Zeitung Heute : S-Bahn fahren

Brigitte Grunert

Wie ein Rentner die Stadt erleben kann

Zugegeben, am liebsten fahre ich mit dem Auto durch die Stadt. Man sitzt bequem, warm und trocken, hört Radio und muss sich mit nichts buckeln. Unsereiner kommt in die Jahre und weiß das zu schätzen. Nur manchmal könnte ich stundenlang S-Bahn fahren, hin und her zwischen den Stationen Bellevue und Friedrichstraße oder auch Alexanderplatz. Ich finde das die interessanteste, aufregendste S-Bahn-Strecke Berlins.

Im Bogen rattert die Bahn durch die neue Mitte, die einmal die alte und dann die geschundene Mitte war.
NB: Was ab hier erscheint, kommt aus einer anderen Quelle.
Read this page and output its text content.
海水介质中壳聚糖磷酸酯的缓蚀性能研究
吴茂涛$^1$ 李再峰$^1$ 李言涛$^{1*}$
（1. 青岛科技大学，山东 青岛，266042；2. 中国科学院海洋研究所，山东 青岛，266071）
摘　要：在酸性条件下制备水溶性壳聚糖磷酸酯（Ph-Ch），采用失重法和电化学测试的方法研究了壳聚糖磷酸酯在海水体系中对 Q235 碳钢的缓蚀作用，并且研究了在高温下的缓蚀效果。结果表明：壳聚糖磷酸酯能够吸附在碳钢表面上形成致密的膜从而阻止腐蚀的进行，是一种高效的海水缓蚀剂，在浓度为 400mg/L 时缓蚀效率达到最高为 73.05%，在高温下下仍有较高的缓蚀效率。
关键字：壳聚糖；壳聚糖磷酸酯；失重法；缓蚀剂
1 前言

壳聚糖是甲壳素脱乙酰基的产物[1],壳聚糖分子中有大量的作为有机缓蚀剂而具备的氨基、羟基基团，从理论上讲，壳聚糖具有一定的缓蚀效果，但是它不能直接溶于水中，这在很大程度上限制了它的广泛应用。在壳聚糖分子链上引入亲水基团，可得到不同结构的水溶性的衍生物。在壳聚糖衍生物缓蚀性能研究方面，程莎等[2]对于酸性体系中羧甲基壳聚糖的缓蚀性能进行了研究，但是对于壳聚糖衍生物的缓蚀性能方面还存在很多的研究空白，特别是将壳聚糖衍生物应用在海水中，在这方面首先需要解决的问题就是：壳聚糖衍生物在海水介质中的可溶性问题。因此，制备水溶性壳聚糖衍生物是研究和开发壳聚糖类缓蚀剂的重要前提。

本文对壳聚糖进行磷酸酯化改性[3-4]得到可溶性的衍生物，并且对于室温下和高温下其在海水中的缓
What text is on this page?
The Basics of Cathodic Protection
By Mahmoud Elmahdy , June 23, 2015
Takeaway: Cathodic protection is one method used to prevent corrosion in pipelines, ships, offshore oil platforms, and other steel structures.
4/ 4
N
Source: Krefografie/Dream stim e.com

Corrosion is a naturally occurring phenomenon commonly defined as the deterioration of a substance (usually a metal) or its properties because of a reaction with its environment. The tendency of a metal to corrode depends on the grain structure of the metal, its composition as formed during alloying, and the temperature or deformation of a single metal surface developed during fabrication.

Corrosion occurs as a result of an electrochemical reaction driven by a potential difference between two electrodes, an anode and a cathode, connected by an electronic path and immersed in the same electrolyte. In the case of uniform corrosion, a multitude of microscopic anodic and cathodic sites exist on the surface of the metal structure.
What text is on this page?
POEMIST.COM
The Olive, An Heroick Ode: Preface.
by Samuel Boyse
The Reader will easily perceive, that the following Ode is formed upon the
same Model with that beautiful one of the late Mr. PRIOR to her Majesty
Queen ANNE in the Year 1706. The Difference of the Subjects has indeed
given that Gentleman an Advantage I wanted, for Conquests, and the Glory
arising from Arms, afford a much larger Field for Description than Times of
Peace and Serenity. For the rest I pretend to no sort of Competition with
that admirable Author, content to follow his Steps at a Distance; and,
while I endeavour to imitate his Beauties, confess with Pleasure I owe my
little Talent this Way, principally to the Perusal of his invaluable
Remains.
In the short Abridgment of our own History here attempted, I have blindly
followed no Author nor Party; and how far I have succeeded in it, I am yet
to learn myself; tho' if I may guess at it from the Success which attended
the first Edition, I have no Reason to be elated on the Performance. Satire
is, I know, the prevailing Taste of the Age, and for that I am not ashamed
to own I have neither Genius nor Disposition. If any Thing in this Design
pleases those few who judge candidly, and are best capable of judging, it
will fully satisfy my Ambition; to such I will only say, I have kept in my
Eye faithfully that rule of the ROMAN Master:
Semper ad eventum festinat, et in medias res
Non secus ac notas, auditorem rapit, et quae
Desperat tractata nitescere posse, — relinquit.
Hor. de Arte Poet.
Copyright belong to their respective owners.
Erst verwirrt die ziegelrote Bundesschlange der Wohnbauten für Zugereiste, dann staunt man über das helle Band des Bundes mit den Bundestagsbauten und dem Kanzleramt. Man kann gar nicht so schnell gucken, wie der Lehrter Bahnhof die Sicht versperrt, aber nur für einen Moment, gleich ist sie wieder da. Nun tauchen weit hinten der grüne Daimler-Benz-Würfel und das schräge Zeltdach von Sony auf, vorn ist die lichte Reichstagskuppel zu sehen. Wie das alles blinkt und flirrt und gleißt und glänzt. Ein paar Minuten hüpft das Herz. Man hat direkt ein Glücksgefühl. Leicht ernüchtert entdeckt man ein paar Plattenbauten der weiland DDR. Vorbei, schon fällt der Blick auf ehrwürdige historische Türme – Nikolaikirche, Marienkirche, Rotes Rathaus und so fort.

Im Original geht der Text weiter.